Unas veces eran cuentos populares.
Otras eran suyos.
También me leía cuentos. Así fue mi
primer aprendizaje a leer sin saber hacerlo. Hubo uno que me lo leyó tantas
veces, que llegué a aprendérmelo como si lo estuviera leyendo. Pasaba las
páginas en el momento preciso y, lentamente, deslizaba la cabeza rítmicamente.
No había aprendido a leer pero, efectivamente,
“estaba leyendo”.
Me contaba muchos cuentos. Me hablaba
del hombre que iba cada año a su pueblo el 31 de diciembre y tenía más ojos que
días tenía el año. Otras veces, cuando me los contaba, yo aprendía a oir como
se rompe la tierra cuando crece la hierba.

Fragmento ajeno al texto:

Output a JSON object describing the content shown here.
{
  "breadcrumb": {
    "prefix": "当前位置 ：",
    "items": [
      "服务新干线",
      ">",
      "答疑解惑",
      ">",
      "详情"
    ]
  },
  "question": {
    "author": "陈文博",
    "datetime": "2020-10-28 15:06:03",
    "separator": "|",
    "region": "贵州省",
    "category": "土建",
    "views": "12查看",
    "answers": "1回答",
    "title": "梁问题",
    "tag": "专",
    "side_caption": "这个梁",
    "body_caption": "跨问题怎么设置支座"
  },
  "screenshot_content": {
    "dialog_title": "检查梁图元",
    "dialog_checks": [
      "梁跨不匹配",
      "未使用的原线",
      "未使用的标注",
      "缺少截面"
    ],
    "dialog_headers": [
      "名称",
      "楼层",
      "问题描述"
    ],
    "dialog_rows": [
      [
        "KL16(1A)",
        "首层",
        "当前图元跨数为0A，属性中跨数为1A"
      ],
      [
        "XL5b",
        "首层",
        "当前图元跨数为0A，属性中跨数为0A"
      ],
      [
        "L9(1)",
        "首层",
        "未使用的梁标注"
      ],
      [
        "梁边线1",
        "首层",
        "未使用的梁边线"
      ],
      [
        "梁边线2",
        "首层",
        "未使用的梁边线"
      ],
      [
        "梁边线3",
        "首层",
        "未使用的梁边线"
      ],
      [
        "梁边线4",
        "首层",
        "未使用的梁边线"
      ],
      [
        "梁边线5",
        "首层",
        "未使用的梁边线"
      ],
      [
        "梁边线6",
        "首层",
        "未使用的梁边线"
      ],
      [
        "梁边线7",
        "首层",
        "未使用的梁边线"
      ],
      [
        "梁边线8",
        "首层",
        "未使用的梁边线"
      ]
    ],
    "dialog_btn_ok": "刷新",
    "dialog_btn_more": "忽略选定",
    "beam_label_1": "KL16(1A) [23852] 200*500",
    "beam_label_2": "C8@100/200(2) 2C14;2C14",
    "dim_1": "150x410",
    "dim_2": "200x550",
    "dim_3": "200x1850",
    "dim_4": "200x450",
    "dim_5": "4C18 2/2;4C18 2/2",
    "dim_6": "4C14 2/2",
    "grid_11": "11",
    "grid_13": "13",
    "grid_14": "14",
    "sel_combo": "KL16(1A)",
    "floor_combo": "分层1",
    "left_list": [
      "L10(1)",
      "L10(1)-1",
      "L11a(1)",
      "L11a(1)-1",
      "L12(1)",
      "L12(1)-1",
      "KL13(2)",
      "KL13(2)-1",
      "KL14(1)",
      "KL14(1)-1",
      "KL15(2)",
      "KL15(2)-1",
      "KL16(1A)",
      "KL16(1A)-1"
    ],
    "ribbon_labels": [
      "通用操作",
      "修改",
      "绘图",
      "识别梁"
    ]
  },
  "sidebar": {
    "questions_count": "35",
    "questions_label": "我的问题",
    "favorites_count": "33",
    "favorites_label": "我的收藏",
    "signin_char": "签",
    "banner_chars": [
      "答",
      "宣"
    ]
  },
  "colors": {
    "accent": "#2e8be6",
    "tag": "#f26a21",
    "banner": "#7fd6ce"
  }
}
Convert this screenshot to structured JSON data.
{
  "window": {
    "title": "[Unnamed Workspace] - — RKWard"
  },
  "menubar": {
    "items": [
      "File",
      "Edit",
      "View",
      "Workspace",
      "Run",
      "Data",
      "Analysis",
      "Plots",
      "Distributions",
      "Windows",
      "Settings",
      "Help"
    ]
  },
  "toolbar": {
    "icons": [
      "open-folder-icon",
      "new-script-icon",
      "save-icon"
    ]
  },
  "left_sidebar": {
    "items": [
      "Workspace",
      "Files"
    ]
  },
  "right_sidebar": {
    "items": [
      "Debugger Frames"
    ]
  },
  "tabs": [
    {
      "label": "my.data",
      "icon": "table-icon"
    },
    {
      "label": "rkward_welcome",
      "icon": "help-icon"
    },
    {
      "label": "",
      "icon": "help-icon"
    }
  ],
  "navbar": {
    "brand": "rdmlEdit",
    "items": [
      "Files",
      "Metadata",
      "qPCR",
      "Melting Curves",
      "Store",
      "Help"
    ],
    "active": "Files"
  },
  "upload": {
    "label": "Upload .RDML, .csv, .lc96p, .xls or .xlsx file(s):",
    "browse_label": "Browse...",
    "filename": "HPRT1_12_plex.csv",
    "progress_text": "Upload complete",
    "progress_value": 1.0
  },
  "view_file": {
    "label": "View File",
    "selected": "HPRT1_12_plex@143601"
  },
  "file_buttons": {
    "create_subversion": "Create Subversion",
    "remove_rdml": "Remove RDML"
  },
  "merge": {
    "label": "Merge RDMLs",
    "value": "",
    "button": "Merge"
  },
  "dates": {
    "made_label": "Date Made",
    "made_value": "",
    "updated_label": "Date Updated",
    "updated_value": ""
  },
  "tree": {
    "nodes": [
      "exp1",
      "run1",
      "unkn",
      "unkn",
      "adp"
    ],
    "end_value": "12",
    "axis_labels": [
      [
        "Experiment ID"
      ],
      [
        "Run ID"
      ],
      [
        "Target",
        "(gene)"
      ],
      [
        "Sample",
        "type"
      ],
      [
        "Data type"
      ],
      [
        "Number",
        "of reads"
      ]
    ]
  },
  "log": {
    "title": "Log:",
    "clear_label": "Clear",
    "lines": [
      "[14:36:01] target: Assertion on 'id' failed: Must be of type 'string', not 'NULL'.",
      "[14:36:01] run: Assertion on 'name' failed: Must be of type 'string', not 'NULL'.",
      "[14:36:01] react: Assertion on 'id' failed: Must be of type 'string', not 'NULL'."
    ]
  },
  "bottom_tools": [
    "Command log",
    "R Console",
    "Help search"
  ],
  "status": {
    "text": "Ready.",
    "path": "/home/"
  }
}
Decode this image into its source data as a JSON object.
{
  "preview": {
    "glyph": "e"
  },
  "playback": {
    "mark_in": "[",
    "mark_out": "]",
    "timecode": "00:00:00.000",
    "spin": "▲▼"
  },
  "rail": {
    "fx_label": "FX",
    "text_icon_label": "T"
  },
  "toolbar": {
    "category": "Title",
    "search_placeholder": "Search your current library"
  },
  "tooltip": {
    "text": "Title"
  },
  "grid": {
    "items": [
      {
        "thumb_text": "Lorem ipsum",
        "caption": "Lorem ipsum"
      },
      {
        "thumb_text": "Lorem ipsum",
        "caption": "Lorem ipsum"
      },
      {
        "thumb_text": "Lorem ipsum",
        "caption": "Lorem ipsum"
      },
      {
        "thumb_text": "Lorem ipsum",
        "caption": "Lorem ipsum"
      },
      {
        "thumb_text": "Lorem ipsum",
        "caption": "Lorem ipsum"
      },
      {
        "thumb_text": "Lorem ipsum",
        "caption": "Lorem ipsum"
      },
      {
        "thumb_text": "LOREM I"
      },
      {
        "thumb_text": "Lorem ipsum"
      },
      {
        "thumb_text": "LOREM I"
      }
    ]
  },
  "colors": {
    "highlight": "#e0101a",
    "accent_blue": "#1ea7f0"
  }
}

Con sus historias, con sus cuentos,
aprendí a conocer la vida, la vida de ella, como si yo la hubiera vivido. Y
aprendí a vivir y a saborear la vida de hoy estando ella en ella.
Mi madre me contó muchos cuentos.
Pero no me engañó, no me mintió.
Os pido perdón por haberme puesto hoy
un poco melancólico, mejor emotivamente evocador, para ofreceros mi reflexión del domingo.
Os digo todo esto porque los cuentos
de mi madre y mi madre contándome cuentos, me enseñaron a saber de Dios.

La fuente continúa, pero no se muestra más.